London, June 30, 2026, 20:05 BST
- Eurasia Mining plc (LON:EUA) closed at GBX 2.64 in London on June 30, a gain of 10.0%. Trading volume finished above average.
- The company reported a group profit after tax of £7.17 million for 2025, turning around from an £8.65 million loss in 2024.
- Eurasia Mining booked a £8.47 million net FX gain, outpacing the headline profit. Revenue dropped and operating cash flow slipped into the red.
- The West Kytlim deal hasn’t cleared state regulators yet. The mine holds roughly 0.3% of the group’s reserves and resources.
Eurasia Mining plc (LON:EUA) moved higher Tuesday after the Russia-facing miner posted a profit for 2025, but the headline hides a weaker story for shareholders. The profit was down to an accounting foreign exchange gain, with cash actually flowing out of the business.
The AIM-listed share last traded at GBX 2.64 at 16:30 in London, gaining 10.0% on the day. Trading volume came in at 5.42 million shares, about 1.45 times the 3.73 million average according to Google Finance. Market cap stood at £77.92 million.
Eurasia reported a group profit after tax of £7.17 million for 2025, swinging from an £8.65 million loss the year before. Revenue dropped to £5.42 million from £6.64 million. Other gains totaled £8.47 million, reversing a £6.39 million loss. The company said most of the FX impact came from revaluing monetary assets and liabilities tied to rouble exchange-rate shifts.
| 2025 results | 2025 | 2024 | Change / read-through |
|---|---|---|---|
| Revenue | £5.42 mln | £6.64 mln | Down 18.3% |
| Gross profit/(loss) | £1.24 mln | £(0.07) mln | Gross margin now positive |
| Net FX gain/(loss) | £8.47 mln | £(6.39) mln | FX was main driver |
| Profit/(loss) after tax | £7.17 mln | £(8.65) mln | Moved to profit |
| Operating cash flow | £(3.64) mln | £3.95 mln | Now cash outflow |
| Year-end cash | £2.54 mln | £3.68 mln | Down 31.0% |
The FX gain made up 118% of group profit after tax. Without it, the £7.22 million reported pre-tax profit flips to about a £1.25 million pre-tax loss, looking at the company’s own numbers. That’s a problem for Eurasia, which needs money for Russian asset exits and Arctic projects but doesn’t want to go deep on new equity.

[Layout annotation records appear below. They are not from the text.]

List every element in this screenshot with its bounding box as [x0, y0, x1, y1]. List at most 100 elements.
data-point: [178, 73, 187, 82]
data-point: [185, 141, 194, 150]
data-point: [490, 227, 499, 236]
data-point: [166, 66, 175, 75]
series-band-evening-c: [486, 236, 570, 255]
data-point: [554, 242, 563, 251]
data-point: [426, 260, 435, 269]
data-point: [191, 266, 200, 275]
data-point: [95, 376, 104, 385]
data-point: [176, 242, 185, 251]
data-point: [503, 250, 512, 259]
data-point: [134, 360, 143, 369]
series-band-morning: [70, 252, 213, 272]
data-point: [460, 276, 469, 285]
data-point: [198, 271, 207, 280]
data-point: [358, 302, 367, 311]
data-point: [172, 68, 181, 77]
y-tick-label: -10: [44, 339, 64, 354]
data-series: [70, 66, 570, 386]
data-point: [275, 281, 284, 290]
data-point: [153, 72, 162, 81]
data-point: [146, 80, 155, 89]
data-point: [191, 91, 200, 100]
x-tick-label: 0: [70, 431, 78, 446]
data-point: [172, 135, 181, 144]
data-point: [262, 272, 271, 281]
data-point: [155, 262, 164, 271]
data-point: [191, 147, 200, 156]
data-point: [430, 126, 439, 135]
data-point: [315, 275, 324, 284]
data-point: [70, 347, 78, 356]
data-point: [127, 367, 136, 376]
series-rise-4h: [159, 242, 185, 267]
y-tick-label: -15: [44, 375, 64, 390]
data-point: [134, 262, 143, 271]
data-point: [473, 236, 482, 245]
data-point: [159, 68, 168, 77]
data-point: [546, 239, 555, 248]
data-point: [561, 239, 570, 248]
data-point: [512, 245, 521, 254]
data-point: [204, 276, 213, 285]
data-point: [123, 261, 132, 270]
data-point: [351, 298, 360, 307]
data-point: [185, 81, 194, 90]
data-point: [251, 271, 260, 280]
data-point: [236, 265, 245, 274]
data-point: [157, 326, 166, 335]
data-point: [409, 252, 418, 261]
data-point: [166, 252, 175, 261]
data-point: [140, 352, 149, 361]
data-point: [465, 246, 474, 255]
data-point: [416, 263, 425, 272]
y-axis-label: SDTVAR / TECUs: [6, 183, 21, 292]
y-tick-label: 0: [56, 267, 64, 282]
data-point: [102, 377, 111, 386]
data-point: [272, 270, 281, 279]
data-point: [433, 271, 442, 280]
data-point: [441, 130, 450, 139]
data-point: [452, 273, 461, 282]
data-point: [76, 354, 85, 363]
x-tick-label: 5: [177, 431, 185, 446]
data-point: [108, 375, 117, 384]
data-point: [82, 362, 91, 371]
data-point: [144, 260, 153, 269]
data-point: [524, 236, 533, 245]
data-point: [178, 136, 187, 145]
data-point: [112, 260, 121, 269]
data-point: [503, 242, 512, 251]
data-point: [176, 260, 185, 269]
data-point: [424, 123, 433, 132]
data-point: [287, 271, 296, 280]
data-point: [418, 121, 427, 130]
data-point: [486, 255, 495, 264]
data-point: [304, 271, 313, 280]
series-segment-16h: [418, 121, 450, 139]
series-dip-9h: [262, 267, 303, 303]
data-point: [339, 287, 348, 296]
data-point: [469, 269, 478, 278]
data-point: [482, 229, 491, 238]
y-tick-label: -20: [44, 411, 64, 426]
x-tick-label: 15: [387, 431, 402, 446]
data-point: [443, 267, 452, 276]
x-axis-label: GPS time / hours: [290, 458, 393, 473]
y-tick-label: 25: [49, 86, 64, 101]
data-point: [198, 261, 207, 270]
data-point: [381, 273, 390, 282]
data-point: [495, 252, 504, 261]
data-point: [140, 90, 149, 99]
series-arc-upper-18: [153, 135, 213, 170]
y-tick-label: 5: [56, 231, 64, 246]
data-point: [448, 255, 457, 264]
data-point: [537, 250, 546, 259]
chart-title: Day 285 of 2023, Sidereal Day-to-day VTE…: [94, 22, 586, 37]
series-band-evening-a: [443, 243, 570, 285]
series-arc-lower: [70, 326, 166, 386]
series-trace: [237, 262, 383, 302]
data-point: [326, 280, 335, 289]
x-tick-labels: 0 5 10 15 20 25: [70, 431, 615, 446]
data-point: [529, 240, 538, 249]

Executive Chairman Christian Schaffalitzky said the company is still focused on the planned sale and that the board isn’t looking at an equity raise ahead of a Ukraine settlement. The annual report said directors agreed to defer pay from May 1, 2025, until all Russian assets are sold.
| Market snapshot | Value |
|---|---|
| Shares last traded at | GBX 2.64 |
| Moved on day | +10.0% |
| Today’s price range | GBX 2.32–2.70 |
| Market cap | £77.92 mln |
| Trading volume | 5.42 mln shares |
| 52-week price band | GBX 2.05–5.97 |
| Market cap/group 2025 profit | 10.9x |
| Market cap/parent holder 2025 profit | 17.5x |
The valuation table spells out the issue. On reported group profit, the shares don’t look expensive for a miner with exposure to Arctic nickel, copper and PGMs. Profit to ordinary shareholders pushes the multiple up. Strip out FX, and the earnings multiple falls apart.
Eurasia’s West Kytlim mine is the near-term test. The company said it has agreed to sell its 68% stake in ZAO Kosvinsky Kamen, which owns West Kytlim, for RUB 671.2 million, or roughly $9 million. In the same RNS, Eurasia put the statutory valuation at about $251 million, but Russian rules for asset sales left only about 5% of that going to the seller after discounts and taxes.
West Kytlim is limited in reserves but makes up a big share on the books. It’s Eurasia’s only producing site, and when the deal closes, Eurasia would stop including West Kytlim’s revenue, costs, assets, debt, and cash flows in its results. The company said the deal still needs government sign-off, with no clear timeline.
Investors gave the green light to the disposal at a general meeting on Jan. 15, with the two measures passing by about 74.7% and 74.6% of votes. Around 44% of total share capital was voted for each item.
Kola is the last pitch left. Eurasia said its projects at Monchetundra, NKT and Nyud in the Kola Peninsula make up around 99.7% of its group reserves and resources. Work at NKT is moving toward a feasibility study set for 2026. West Kytlim put out over 10,000 ounces of raw PGM during the 2025 season.